Facebook Crashes Twice In A Comedy Of Errors
Facebook has apologised for an outage yesterday that cut off “many” of its users, caused by mishandling an error code
Facebook went down on Thursday for two and a half hours because of a mishandling of an error condition in the social network’s system.
Web performance management company AlertSite logged that the site availability dropped to 38.46 per cent yesterday evening. Robert Johnson, director of software engineering at Facebook, wrote an apology to the affected users and detailed the problem.
Errors Flagging Errors
Basically, a routine used to handle invalid data found during error-checking was itself interpreted as in error. This caused the system to try to replace it. It could only use replacement code that was the same as the flagged routine. On top of that, the checker was still receiving routine calls from the rest of the system, grinding the whole system to a halt.
From the user viewpoint, their only friend on Facebook was a message saying that there was a “DNS error”. For Facebook’s IT team, it meant a few red faces in their new green data centre.
The error-checker, unsurprisingly, found that too to be in error and so an infinite loop began.
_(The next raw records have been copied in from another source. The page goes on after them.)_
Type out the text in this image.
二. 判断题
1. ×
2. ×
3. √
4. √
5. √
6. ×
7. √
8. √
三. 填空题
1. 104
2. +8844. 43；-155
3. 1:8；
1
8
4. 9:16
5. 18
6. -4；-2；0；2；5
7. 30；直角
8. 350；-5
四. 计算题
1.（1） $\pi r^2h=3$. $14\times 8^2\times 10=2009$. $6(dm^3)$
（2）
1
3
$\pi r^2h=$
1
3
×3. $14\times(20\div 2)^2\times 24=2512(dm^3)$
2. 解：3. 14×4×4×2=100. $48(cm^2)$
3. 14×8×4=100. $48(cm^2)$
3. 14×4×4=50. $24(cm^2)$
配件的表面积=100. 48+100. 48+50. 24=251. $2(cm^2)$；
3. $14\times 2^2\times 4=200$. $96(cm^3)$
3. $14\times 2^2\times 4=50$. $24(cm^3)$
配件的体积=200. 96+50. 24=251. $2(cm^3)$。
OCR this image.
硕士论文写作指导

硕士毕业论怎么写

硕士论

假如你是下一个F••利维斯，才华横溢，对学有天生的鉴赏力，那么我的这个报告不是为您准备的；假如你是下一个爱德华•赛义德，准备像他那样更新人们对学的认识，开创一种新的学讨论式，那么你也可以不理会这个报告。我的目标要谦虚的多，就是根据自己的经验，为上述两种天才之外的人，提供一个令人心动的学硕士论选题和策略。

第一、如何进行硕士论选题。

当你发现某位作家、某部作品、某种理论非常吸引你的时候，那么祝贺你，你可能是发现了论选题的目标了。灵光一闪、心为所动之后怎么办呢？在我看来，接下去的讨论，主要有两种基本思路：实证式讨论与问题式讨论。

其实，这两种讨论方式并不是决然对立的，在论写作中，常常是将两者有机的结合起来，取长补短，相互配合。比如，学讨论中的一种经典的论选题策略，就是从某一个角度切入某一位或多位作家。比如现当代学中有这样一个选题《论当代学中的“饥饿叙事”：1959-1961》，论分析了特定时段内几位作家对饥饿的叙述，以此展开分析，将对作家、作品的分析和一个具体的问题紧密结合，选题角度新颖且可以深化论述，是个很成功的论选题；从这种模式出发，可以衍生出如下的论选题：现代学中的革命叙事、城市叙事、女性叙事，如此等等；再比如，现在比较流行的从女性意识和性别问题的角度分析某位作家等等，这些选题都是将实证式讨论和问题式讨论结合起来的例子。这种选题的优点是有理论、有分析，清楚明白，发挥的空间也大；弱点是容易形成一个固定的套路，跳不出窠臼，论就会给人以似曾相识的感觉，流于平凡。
A classic case of a developer not thinking outside the box and a literal comedy of errors resulting from it.
“The way to stop the feedback cycle was quite painful,” Johnson wrote, “We had to stop all traffic to this database cluster, which meant turning off the site. Once the databases had recovered and the root cause had been fixed, we slowly allowed more people back onto the site.”
Facebook engineers have yet to provide a fix for the condition, In the meantime, the reconfiguration module has been switched out. Presumably, Facebook executives have crossed their fingers that this will not adversely affect the system again.
Johnson’s missive ends: “We apologise again for the site outage, and we want you to know that we take the performance and reliability of Facebook very seriously.”
It is the worst outage that Facebook has had in the past four years but it is also the second in two days. Yesterday’s problem was a lot shorter, affected fewer people and was put down to issues at a third-party networking provider.